I’m interested in finding out more about the condition, it seems that there is some process where the type of collagen in my hands will start to change from one type of collagen (the good collagen) to another type of collagen (from this point on to be referred to as the evil collagen). I’m mutating, but sadly I’ll not be shooting any threads of spider silk from my wrists, mores the pity.
I’ve been a big fan of open access publishing, and now I have a very personal use case for wanting access to all of the literature. I tweeted about this earlier today, and I got the reply below from an Elsevier employee.
@IanMulvany Get well soon Ian. Your doctor will surely have access to relevant literature (unless you are planning to self treat).
— Andrew Miller (@EndoMetabPub) June 26, 2012
So, there is a great cartoon from @jrecursive that pretty much sums up how I felt when I read that tweet:
There is just so much wrong with this response, I was gong to lob back a pithy response on twitter, but I just didn’t have it in my heart to do so, I was just astonished.
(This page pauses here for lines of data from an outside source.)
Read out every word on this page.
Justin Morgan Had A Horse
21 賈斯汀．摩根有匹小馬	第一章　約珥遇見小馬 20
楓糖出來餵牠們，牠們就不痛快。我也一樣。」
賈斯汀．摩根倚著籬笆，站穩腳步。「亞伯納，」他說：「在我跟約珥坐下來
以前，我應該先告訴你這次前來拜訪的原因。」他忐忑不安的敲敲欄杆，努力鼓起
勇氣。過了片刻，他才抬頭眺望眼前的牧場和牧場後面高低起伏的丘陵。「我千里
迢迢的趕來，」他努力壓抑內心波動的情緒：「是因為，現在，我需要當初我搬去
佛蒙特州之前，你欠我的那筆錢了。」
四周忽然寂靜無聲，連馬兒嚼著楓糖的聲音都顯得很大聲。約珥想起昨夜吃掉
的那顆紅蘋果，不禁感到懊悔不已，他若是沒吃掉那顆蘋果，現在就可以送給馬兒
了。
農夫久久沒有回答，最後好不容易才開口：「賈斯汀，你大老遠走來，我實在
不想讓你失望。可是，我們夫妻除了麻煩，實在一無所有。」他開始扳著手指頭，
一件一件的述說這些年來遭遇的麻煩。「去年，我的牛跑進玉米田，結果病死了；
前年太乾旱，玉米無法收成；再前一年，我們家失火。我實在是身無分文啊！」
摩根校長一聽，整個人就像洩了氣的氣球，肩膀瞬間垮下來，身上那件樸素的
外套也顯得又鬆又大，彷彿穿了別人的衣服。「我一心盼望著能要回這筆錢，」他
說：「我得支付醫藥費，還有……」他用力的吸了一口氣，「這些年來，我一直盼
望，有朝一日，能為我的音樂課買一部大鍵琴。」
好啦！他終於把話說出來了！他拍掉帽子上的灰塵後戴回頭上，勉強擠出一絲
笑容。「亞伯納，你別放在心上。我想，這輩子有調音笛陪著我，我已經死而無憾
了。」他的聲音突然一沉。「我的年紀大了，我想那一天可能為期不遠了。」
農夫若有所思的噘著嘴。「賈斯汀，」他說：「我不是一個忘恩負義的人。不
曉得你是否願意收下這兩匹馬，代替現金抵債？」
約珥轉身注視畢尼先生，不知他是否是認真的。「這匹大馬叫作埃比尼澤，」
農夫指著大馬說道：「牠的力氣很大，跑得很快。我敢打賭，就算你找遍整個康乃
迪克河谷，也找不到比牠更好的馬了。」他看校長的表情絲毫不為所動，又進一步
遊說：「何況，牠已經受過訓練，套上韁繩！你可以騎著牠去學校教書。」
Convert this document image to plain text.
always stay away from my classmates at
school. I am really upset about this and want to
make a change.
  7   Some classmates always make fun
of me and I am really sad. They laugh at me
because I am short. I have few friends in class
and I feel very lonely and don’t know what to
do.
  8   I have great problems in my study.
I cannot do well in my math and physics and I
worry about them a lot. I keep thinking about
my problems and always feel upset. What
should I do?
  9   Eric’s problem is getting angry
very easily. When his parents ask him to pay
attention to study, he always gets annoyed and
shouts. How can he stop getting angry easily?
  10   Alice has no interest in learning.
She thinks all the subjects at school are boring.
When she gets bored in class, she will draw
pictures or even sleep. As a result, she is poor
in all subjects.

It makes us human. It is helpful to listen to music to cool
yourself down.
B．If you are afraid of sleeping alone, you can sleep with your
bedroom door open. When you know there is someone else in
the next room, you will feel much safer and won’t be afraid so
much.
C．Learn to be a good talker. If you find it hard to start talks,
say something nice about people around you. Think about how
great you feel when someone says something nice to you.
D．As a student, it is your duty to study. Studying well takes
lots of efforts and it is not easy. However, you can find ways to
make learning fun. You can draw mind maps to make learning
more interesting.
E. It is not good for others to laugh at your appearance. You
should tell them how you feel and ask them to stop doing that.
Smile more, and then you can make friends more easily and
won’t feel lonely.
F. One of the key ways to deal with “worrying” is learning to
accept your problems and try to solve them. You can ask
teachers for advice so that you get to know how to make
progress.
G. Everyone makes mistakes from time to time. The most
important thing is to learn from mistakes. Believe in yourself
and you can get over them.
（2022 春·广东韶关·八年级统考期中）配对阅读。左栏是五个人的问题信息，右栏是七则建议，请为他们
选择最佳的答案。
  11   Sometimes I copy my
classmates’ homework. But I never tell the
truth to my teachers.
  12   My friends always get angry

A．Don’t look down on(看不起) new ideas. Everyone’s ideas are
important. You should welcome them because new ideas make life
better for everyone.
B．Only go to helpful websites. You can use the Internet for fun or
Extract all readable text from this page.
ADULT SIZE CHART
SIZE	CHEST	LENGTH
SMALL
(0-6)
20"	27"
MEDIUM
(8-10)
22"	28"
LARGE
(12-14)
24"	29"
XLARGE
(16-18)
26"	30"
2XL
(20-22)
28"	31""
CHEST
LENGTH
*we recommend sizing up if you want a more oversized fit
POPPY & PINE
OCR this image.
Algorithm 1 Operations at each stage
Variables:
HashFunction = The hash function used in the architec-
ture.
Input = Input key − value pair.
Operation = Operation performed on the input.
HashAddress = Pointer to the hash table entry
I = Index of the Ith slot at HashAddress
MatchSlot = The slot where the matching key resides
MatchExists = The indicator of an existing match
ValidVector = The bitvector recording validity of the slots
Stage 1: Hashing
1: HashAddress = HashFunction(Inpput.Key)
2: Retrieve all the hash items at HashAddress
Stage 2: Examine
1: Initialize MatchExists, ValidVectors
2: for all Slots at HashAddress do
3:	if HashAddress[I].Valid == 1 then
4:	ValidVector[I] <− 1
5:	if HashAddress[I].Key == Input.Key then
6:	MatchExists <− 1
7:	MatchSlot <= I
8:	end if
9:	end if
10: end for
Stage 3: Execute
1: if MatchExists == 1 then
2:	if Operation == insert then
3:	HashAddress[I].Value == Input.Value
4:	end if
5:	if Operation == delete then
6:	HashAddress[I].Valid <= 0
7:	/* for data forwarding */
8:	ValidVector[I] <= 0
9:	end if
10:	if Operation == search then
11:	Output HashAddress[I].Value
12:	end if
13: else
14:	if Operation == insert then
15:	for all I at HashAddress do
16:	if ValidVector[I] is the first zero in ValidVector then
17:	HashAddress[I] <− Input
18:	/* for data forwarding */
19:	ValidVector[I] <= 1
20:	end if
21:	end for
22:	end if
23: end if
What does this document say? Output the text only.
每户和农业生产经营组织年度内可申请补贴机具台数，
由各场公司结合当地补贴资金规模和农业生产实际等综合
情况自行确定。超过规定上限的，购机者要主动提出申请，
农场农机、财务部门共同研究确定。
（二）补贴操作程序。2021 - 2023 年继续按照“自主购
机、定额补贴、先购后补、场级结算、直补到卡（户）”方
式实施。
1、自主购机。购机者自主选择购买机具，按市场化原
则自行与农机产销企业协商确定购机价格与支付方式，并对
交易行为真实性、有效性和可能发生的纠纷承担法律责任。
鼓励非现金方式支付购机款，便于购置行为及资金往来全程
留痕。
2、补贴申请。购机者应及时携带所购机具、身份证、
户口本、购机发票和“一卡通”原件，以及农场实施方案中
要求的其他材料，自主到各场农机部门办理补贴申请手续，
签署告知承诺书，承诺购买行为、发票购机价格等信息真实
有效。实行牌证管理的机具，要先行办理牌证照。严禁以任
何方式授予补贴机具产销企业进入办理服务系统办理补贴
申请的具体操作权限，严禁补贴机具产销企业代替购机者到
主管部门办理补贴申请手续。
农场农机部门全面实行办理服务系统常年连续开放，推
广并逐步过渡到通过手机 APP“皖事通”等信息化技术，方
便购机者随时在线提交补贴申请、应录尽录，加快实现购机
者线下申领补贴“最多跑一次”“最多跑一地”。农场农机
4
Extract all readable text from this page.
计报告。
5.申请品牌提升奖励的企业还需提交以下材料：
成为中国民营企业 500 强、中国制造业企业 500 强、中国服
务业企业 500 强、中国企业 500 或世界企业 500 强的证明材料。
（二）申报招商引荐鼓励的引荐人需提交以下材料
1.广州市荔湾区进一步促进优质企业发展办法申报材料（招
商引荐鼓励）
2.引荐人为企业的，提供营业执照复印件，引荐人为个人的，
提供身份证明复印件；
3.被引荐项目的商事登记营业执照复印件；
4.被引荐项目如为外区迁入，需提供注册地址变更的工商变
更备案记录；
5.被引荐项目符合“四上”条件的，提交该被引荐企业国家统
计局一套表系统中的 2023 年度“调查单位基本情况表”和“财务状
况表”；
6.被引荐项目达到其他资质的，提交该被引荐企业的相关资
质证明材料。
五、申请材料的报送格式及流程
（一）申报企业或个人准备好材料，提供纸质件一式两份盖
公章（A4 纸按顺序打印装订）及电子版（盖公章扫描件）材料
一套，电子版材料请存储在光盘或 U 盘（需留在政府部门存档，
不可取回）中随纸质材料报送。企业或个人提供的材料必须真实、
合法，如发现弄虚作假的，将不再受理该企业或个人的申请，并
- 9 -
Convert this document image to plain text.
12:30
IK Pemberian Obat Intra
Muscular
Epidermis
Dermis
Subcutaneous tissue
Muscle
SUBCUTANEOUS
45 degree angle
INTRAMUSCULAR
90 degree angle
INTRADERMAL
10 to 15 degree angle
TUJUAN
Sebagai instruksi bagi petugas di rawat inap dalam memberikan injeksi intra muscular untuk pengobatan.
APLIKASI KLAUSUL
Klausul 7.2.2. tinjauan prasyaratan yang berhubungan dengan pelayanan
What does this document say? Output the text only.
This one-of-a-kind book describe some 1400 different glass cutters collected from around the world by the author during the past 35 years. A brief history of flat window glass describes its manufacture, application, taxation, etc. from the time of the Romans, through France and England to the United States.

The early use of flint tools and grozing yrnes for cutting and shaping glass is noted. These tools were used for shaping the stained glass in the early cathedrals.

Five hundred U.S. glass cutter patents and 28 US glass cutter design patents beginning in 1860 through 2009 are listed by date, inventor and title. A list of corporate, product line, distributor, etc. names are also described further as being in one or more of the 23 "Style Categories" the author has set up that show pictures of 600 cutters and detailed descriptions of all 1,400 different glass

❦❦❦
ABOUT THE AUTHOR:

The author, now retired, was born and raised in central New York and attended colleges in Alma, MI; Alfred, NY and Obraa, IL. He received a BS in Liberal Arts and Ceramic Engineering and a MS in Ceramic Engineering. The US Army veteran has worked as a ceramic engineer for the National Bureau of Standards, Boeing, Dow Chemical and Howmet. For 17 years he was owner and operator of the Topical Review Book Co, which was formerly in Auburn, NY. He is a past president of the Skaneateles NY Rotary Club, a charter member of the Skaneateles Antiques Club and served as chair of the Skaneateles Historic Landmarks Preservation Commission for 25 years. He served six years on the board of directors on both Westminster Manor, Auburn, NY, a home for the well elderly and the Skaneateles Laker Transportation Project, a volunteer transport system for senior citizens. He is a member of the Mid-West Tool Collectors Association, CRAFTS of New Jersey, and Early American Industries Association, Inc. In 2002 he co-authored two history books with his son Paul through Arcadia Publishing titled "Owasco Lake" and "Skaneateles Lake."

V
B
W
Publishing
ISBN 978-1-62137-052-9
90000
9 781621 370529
There is so much wrong with the response, it assumes so much, it’s so condescending. I’ve been seeing a specialist, and it costs me about two hundred pounds a visit. I’m not going to be asking my specialist to do a literature search for me, I mean, for fuck’s sake, reading and digesting any tranche of literature is a very personal thing. I want the specialist to diagnose me, to do the scans, to give me medical advice. I don’t expect to have a student-librarian relationship with that person.
The response assumes that I won’t want to find out for myself information about what might be affecting me. I’m scientifically literate, but I’m not in a research institution. It’s my body, it has been for a while, and it will be for a while longer. In so-far as I am deeply connected to my corporeal existence, I feel justified in wanting to know what’s going on with it.